Excerpted from an AP article by Robert Burns: "Paris attacks may lead to US military anti-IS escalation:
One new wrinkle since Friday's attacks in Paris is the prospect of France asking its NATO allies to come to its aid, invoking the 28 members' treaty obligation to consider an armed attack on one member as an attack against them all. That has happened only once in NATO's 66-year history: in the aftermath of the 9/11 attacks against the U.S.
James Stavridis, the retired Navy admiral who served as NATO's top commander in Europe from 2009 to 2013, said NATO should play a military role now.
"NATO's actions need to be deliberate, meaningful and at a significant scale," Stavridis said by email, adding that consultations among the allies should begin shortly.
Stavridis, who is dean of the Fletcher School of Law and Diplomacy at Tufts University, said NATO special forces could be called on in Iraq and Syria as aircraft spotters and as trainers of anti-IS fighters. They also could gather intelligence and conduct raids, he said. The alliance should welcome nonmember participants, including Russia, he said.
"Soft power and playing the long game matter in the Middle East, but there is a time for the ruthless application of hard power," Stavridis said. "This is that time, and NATO should respond militarily against the Islamic State with vigor.
Excerpts from Charles P. Pierce's ESQUIRE online article "There Is Only One Way To Defeat Isis:
These are a few things that will not solve the terrible and tangled web of causation and violence in which the attacks of Friday night were spawned. A 242-ship Navy will not stop one motivated murderous fanatic from emptying the clip of an AK-47 into the windows of a crowded restaurant. The F-35 fighter plane will not stop a group of motivated murderous fanatics from detonating bombs at a soccer match. A missile-defense shield in Poland will not stop a platoon of motivated murderous fanatics from opening up in a jammed concert hall, or taking hostages, or taking themselves out with suicide belts when the police break down the doors. American soldiers dying in the sands of Syria or Iraq will not stop the events like what happened in Paris from happening again because American soldiers dying in the sands of Syria or Iraq will be dying there in combat against only the most obvious physical manifestation of a deeper complex of ancient causes and ancient effects made worse by the reach of the modern technology of bloodshed and murder. Nobody's death is ever sacrifice enough for that.

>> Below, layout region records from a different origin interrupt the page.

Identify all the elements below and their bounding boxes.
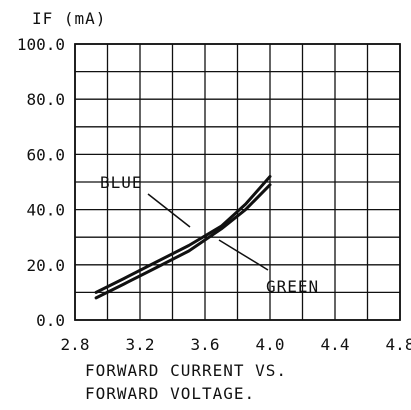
x-tick-label: 3.6 bbox=[191, 335, 220, 354]
series-lines bbox=[94, 175, 272, 300]
x-axis-label-line-1: FORWARD CURRENT VS. bbox=[85, 361, 287, 380]
tick-labels: 2.8 3.2 3.6 4.0 4.4 4.8 0.0 20.0 40.0 60.0 80.0 100… bbox=[17, 35, 411, 354]
y-tick-label: 40.0 bbox=[26, 201, 65, 220]
y-tick-label: 60.0 bbox=[26, 145, 65, 164]
x-axis-label-line-2: FORWARD VOLTAGE. bbox=[85, 384, 255, 403]
annotation-blue: BLUE bbox=[100, 173, 143, 192]
x-tick-label: 2.8 bbox=[61, 335, 90, 354]
x-tick-label: 3.2 bbox=[126, 335, 155, 354]
y-tick-label: 100.0 bbox=[17, 35, 65, 54]
grid bbox=[74, 43, 401, 321]
leader-line-blue bbox=[147, 193, 191, 228]
x-tick-label: 4.0 bbox=[256, 335, 285, 354]
y-tick-label: 0.0 bbox=[36, 311, 65, 330]
annotation-green: GREEN bbox=[266, 277, 319, 296]
leader-line-green bbox=[218, 239, 269, 271]
y-axis-label: IF (mA) bbox=[32, 9, 106, 28]
plot-frame bbox=[74, 43, 401, 321]
y-tick-label: 20.0 bbox=[26, 256, 65, 275]
series-line-blue bbox=[94, 175, 272, 294]
annotation-leaders bbox=[147, 193, 269, 271]
x-tick-label: 4.4 bbox=[321, 335, 350, 354]
series-line-green bbox=[94, 183, 272, 300]
x-tick-label: 4.8 bbox=[386, 335, 411, 354]
y-tick-label: 80.0 bbox=[26, 90, 65, 109]
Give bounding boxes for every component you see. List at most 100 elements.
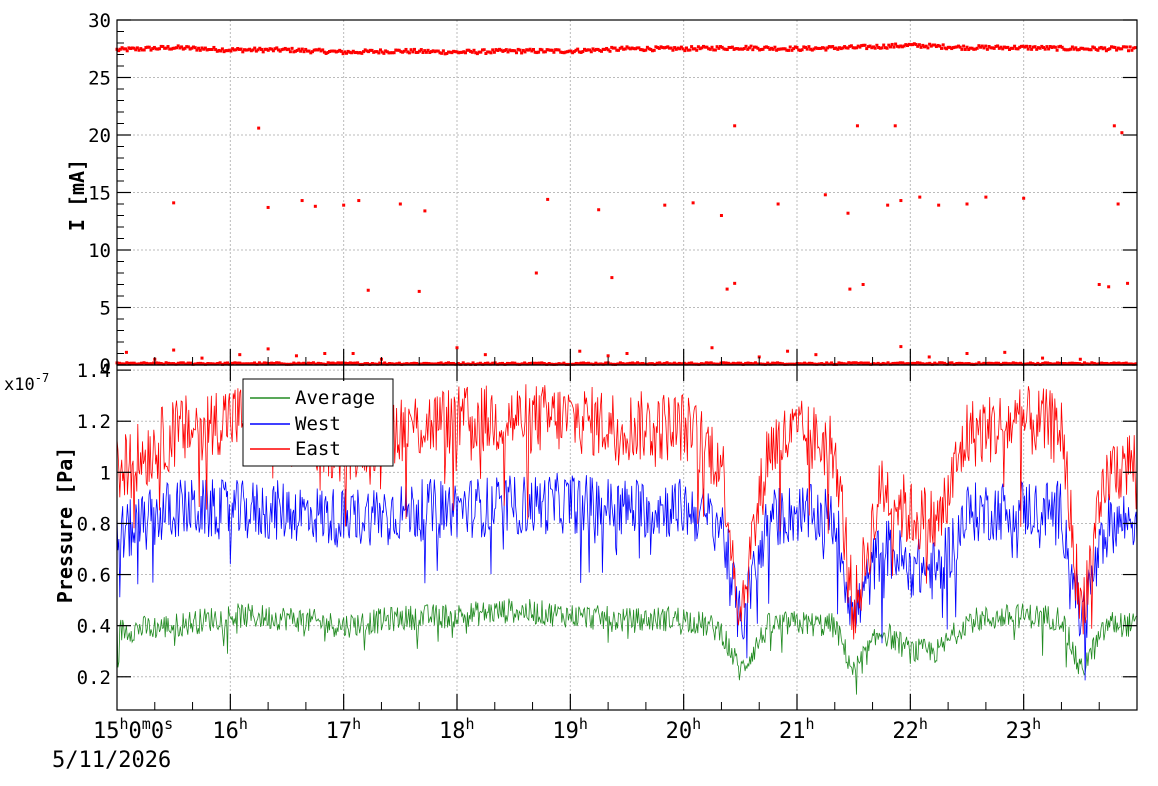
current-point [455,50,459,54]
current-point [593,48,597,52]
current-point [955,45,959,49]
current-point [152,45,156,49]
current-point-zero [704,361,708,365]
current-point [1016,47,1020,51]
current-point-zero [341,361,345,365]
current-point [630,46,634,50]
current-point [883,46,887,50]
current-point-zero [761,362,765,366]
current-point [377,51,381,55]
current-point-zero [447,361,450,365]
current-point-zero [476,362,480,366]
current-point-outlier [1126,281,1130,285]
current-point-zero [771,361,775,365]
current-point [810,48,814,52]
current-point [365,49,369,53]
current-point [205,48,209,52]
current-point [929,44,933,48]
current-point [773,45,777,49]
current-point [732,47,736,51]
current-point-outlier [1120,131,1124,135]
current-point-zero [594,361,598,365]
current-point [492,50,496,54]
current-point [173,46,177,50]
current-point [1067,48,1071,52]
current-point-zero [847,361,851,365]
current-point [370,48,374,52]
current-point-zero [660,362,664,366]
current-point-zero [1087,362,1091,366]
current-point-outlier [1116,202,1120,206]
current-point-zero [518,362,522,366]
current-point-zero [943,361,947,365]
current-point [409,48,413,52]
current-point-outlier [886,203,890,207]
current-point-zero [768,362,772,366]
current-point-zero [405,362,409,366]
current-point-zero [510,361,514,365]
current-point [460,50,464,54]
current-point [812,47,816,51]
current-point-zero [898,361,902,365]
current-point [139,47,143,51]
current-point [1019,44,1023,48]
current-point [134,48,138,52]
current-point-zero [640,361,644,365]
current-point-zero [545,362,549,366]
current-point-zero [321,362,325,366]
current-point-zero [226,361,229,365]
current-point-zero [586,361,590,365]
current-point [1127,49,1130,53]
current-point-zero [451,361,455,365]
current-point-zero [427,362,431,366]
current-point [1120,47,1124,51]
current-point [1128,45,1132,49]
current-point [118,47,122,51]
current-point-zero [997,361,1001,365]
current-point [418,49,422,53]
current-point-zero [1011,361,1015,365]
current-point [974,47,977,51]
current-point-outlier [417,289,421,293]
current-point [484,51,488,55]
current-point-zero [1004,361,1008,365]
current-point-outlier [257,126,261,130]
current-point [572,50,576,54]
current-point [135,46,139,50]
current-point-zero [152,361,156,365]
current-point [263,47,267,51]
current-point [448,50,452,54]
current-point-zero [184,362,188,366]
current-point-zero [825,361,829,365]
current-point [632,47,636,51]
current-point [1099,45,1103,49]
current-point-outlier [965,202,969,206]
current-point [798,48,802,52]
current-point [346,49,350,53]
current-point-zero [1063,362,1067,366]
current-point [146,45,150,49]
current-point [171,46,175,50]
y-tick-label: 20 [88,125,111,147]
current-point [928,42,932,46]
current-point-zero [839,361,843,365]
current-point-zero [707,361,711,365]
current-point [151,47,155,51]
current-point [244,48,248,52]
current-point [564,50,568,54]
current-point-zero [709,361,713,365]
current-point-zero [189,361,193,365]
current-point [336,49,340,53]
current-point [686,48,690,52]
current-point-zero [788,362,792,366]
current-point [1013,44,1017,48]
current-point-zero [528,361,532,365]
current-point [545,48,549,52]
current-point-zero [419,362,423,366]
current-point [161,45,165,49]
current-point [547,48,551,52]
current-point-zero [866,361,870,365]
current-point [703,45,707,49]
current-point [406,50,410,54]
current-point [1006,45,1010,49]
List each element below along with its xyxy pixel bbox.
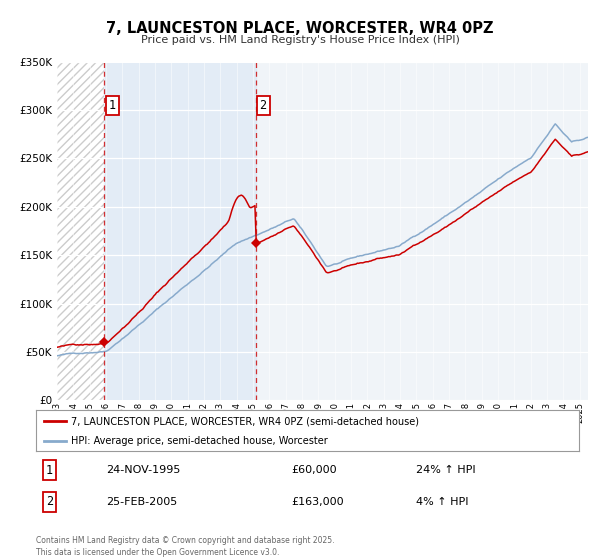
Text: Price paid vs. HM Land Registry's House Price Index (HPI): Price paid vs. HM Land Registry's House … <box>140 35 460 45</box>
Text: 7, LAUNCESTON PLACE, WORCESTER, WR4 0PZ: 7, LAUNCESTON PLACE, WORCESTER, WR4 0PZ <box>106 21 494 36</box>
Text: HPI: Average price, semi-detached house, Worcester: HPI: Average price, semi-detached house,… <box>71 436 328 446</box>
Text: 4% ↑ HPI: 4% ↑ HPI <box>416 497 469 507</box>
Bar <box>104 62 256 400</box>
Text: 2: 2 <box>260 99 267 112</box>
Text: 1: 1 <box>46 464 53 477</box>
Bar <box>57 62 104 400</box>
Text: 25-FEB-2005: 25-FEB-2005 <box>107 497 178 507</box>
Text: 24% ↑ HPI: 24% ↑ HPI <box>416 465 476 475</box>
Text: Contains HM Land Registry data © Crown copyright and database right 2025.
This d: Contains HM Land Registry data © Crown c… <box>36 536 335 557</box>
Text: 24-NOV-1995: 24-NOV-1995 <box>107 465 181 475</box>
Bar <box>57 62 104 400</box>
Text: £163,000: £163,000 <box>291 497 344 507</box>
Text: 7, LAUNCESTON PLACE, WORCESTER, WR4 0PZ (semi-detached house): 7, LAUNCESTON PLACE, WORCESTER, WR4 0PZ … <box>71 417 419 426</box>
Text: £60,000: £60,000 <box>291 465 337 475</box>
Text: 1: 1 <box>109 99 116 112</box>
Text: 2: 2 <box>46 495 53 508</box>
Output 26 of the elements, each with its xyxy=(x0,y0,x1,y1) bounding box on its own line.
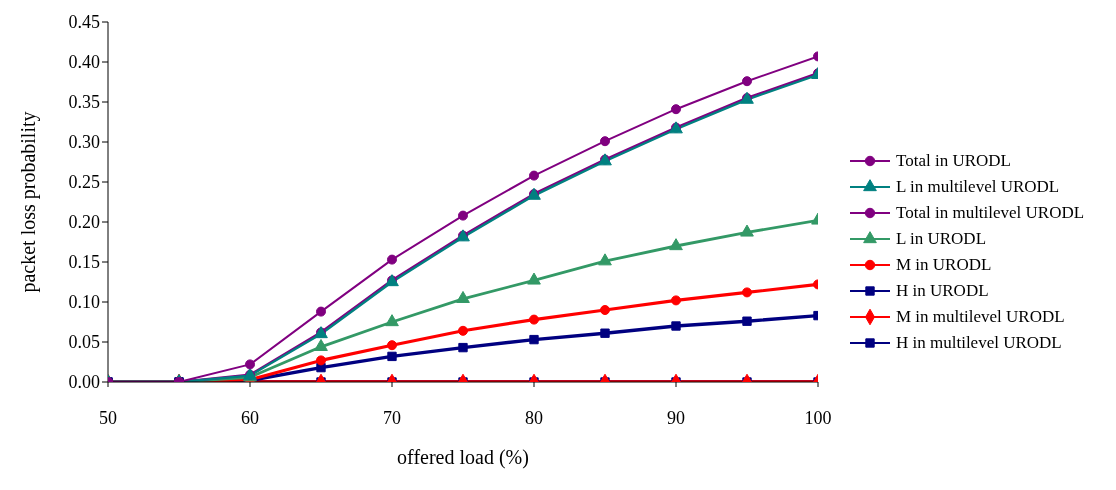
y-tick-label: 0.45 xyxy=(68,12,100,33)
legend-label: M in multilevel URODL xyxy=(896,306,1065,328)
y-tick-label: 0.35 xyxy=(68,92,100,113)
x-tick-label: 100 xyxy=(804,407,832,428)
y-tick-label: 0.10 xyxy=(68,292,100,313)
y-tick-label: 0.25 xyxy=(68,172,100,193)
y-axis-title: packet loss probability xyxy=(17,111,41,293)
y-tick-label: 0.05 xyxy=(68,332,100,353)
legend-label: L in URODL xyxy=(896,228,987,250)
legend-label: Total in URODL xyxy=(896,150,1011,172)
y-tick-label: 0.20 xyxy=(68,212,100,233)
legend-label: M in URODL xyxy=(896,254,992,276)
y-tick-label: 0.00 xyxy=(68,372,100,393)
y-tick-label: 0.15 xyxy=(68,252,100,273)
y-tick-label: 0.40 xyxy=(68,52,100,73)
x-tick-label: 60 xyxy=(241,407,259,428)
x-tick-label: 90 xyxy=(667,407,685,428)
x-tick-label: 70 xyxy=(383,407,401,428)
x-axis-title: offered load (%) xyxy=(397,446,529,469)
y-tick-label: 0.30 xyxy=(68,132,100,153)
legend-label: Total in multilevel URODL xyxy=(896,202,1085,224)
x-tick-label: 50 xyxy=(99,407,117,428)
legend-label: L in multilevel URODL xyxy=(896,176,1060,198)
legend-label: H in URODL xyxy=(896,280,989,302)
legend-label: H in multilevel URODL xyxy=(896,332,1062,354)
x-tick-label: 80 xyxy=(525,407,543,428)
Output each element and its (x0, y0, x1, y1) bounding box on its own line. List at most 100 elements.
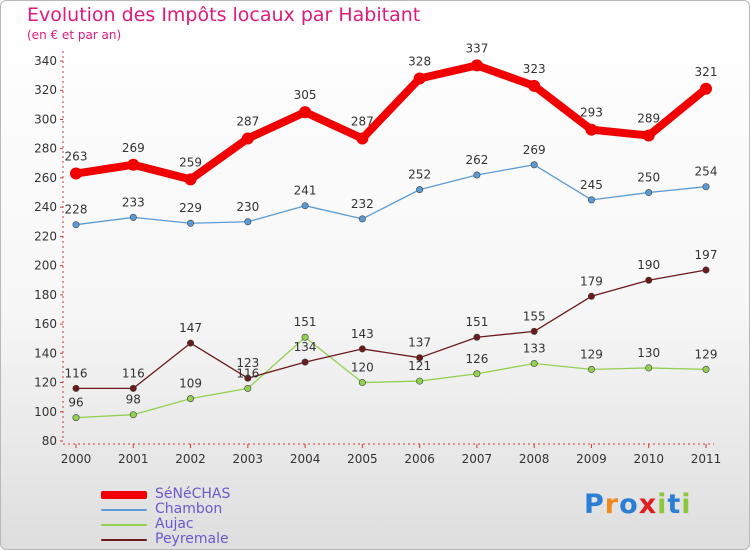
legend-swatch (101, 523, 147, 526)
legend-item: Peyremale (101, 532, 230, 547)
legend-item: Chambon (101, 502, 230, 517)
data-point (413, 72, 426, 85)
data-point (530, 360, 538, 368)
y-tick-label: 280 (34, 142, 57, 156)
y-tick-label: 100 (34, 405, 57, 419)
data-label: 151 (294, 315, 317, 329)
data-label: 130 (637, 346, 660, 360)
data-label: 96 (68, 396, 83, 410)
logo-letter: o (619, 489, 639, 520)
series-line (75, 336, 707, 419)
data-label: 269 (122, 141, 145, 155)
data-point (587, 196, 595, 204)
x-tick-label: 2011 (691, 452, 722, 466)
data-label: 269 (523, 143, 546, 157)
logo-letter: r (604, 489, 620, 520)
data-label: 190 (637, 258, 660, 272)
y-tick-label: 340 (34, 54, 57, 68)
legend-swatch (101, 538, 147, 541)
data-point (72, 414, 80, 422)
x-tick-label: 2003 (233, 452, 264, 466)
x-tick-label: 2007 (462, 452, 493, 466)
x-tick-label: 2009 (576, 452, 607, 466)
data-label: 287 (236, 114, 259, 128)
y-tick-label: 80 (42, 434, 57, 448)
data-label: 134 (294, 340, 317, 354)
y-tick-label: 320 (34, 83, 57, 97)
y-tick-label: 260 (34, 171, 57, 185)
data-label: 197 (695, 248, 718, 262)
y-tick-label: 140 (34, 346, 57, 360)
x-tick-label: 2010 (633, 452, 664, 466)
data-point (356, 132, 369, 145)
x-tick-label: 2000 (61, 452, 92, 466)
data-point (187, 339, 195, 347)
data-label: 233 (122, 195, 145, 209)
data-label: 98 (126, 393, 141, 407)
proxiti-logo: Proxiti (584, 489, 692, 520)
series-chambon (72, 161, 710, 229)
data-label: 263 (65, 150, 88, 164)
legend-label: SéNéCHAS (155, 486, 231, 502)
data-point (72, 221, 80, 229)
data-label: 328 (408, 55, 431, 69)
data-point (702, 183, 710, 191)
data-label: 287 (351, 114, 374, 128)
legend-swatch (101, 508, 147, 511)
data-label: 229 (179, 201, 202, 215)
data-label: 129 (695, 347, 718, 361)
data-label: 137 (408, 336, 431, 350)
data-label: 259 (179, 155, 202, 169)
data-point (187, 395, 195, 403)
data-point (244, 384, 252, 392)
data-label: 230 (236, 200, 259, 214)
data-point (587, 365, 595, 373)
y-tick-label: 180 (34, 288, 57, 302)
data-point (244, 374, 252, 382)
y-tick-label: 200 (34, 259, 57, 273)
data-point (358, 345, 366, 353)
data-label: 155 (523, 309, 546, 323)
chart-subtitle: (en € et par an) (27, 28, 122, 42)
data-point (473, 171, 481, 179)
logo-letter: i (657, 489, 668, 520)
data-point (184, 173, 197, 186)
x-tick-label: 2001 (118, 452, 149, 466)
data-label: 120 (351, 361, 374, 375)
data-point (129, 411, 137, 419)
data-label: 232 (351, 197, 374, 211)
data-point (642, 129, 655, 142)
logo-letter: P (584, 489, 605, 520)
data-point (301, 202, 309, 210)
data-point (530, 161, 538, 169)
data-point (645, 364, 653, 372)
data-label: 262 (465, 153, 488, 167)
data-label: 133 (523, 342, 546, 356)
data-label: 116 (122, 366, 145, 380)
data-label: 254 (695, 165, 718, 179)
data-point (301, 358, 309, 366)
data-label: 147 (179, 321, 202, 335)
data-label: 245 (580, 178, 603, 192)
data-point (72, 384, 80, 392)
data-point (129, 213, 137, 221)
data-point (645, 189, 653, 197)
y-tick-label: 160 (34, 317, 57, 331)
data-labels-snchas: 263 269 259 287 305 287 328 337 323 293 289 321 (65, 41, 718, 169)
data-label: 228 (65, 203, 88, 217)
data-label: 129 (580, 347, 603, 361)
y-tick-label: 300 (34, 112, 57, 126)
legend-label: Chambon (155, 501, 223, 517)
data-point (702, 365, 710, 373)
series-peyremale (72, 266, 710, 392)
data-point (587, 292, 595, 300)
data-label: 151 (465, 315, 488, 329)
data-point (301, 333, 309, 341)
logo-letter: i (681, 489, 692, 520)
data-label: 126 (465, 352, 488, 366)
legend: SéNéCHAS Chambon Aujac Peyremale (101, 487, 230, 547)
series-snchas (70, 59, 712, 186)
logo-letter: x (638, 489, 658, 520)
data-point (127, 158, 140, 171)
chart-title: Evolution des Impôts locaux par Habitant (27, 4, 421, 26)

Francois Hollande, the French president who was at the soccer game that was attacked, has promised that France will wage "pitiless war" against the forces that conceived and executed the attacks. Most wars are pitiless, but not all of them are fought with the combination of toughness and intelligence that this one will require. This was a lesson that the United States did not learn in the aftermath of the attacks of September 11, 2001. There are things that nations can do in response that are not done out of xenophobic rage and a visceral demand for revenge. There are things that nations can do in response that do not involve scapegoating the powerless and detaining the innocent. There is no real point in focusing a response on the people whose religion makes us nervous. States should retaliate against states.
It is long past time for the oligarchies of the Gulf states to stop paying protection to the men in the suicide belts. Their societies are stunted and parasitic. The main job of the elites there is to find enough foreign workers to ensla…er…indenture to do all the real work. The example of Qatar and the interesting business plan through which that country is building the facilities for the 2022 World Cup is instructive here. Roughly the same labor-management relationship exists for the people who clean the hotel rooms and who serve the drinks. In Qatar, for people who come from elsewhere to work, passports have been known to disappear into thin air. These are the societies that profit from terrible and tangled web of causation and violence that played out on the streets of Paris. These are the people who buy their safety with the blood of innocents far away.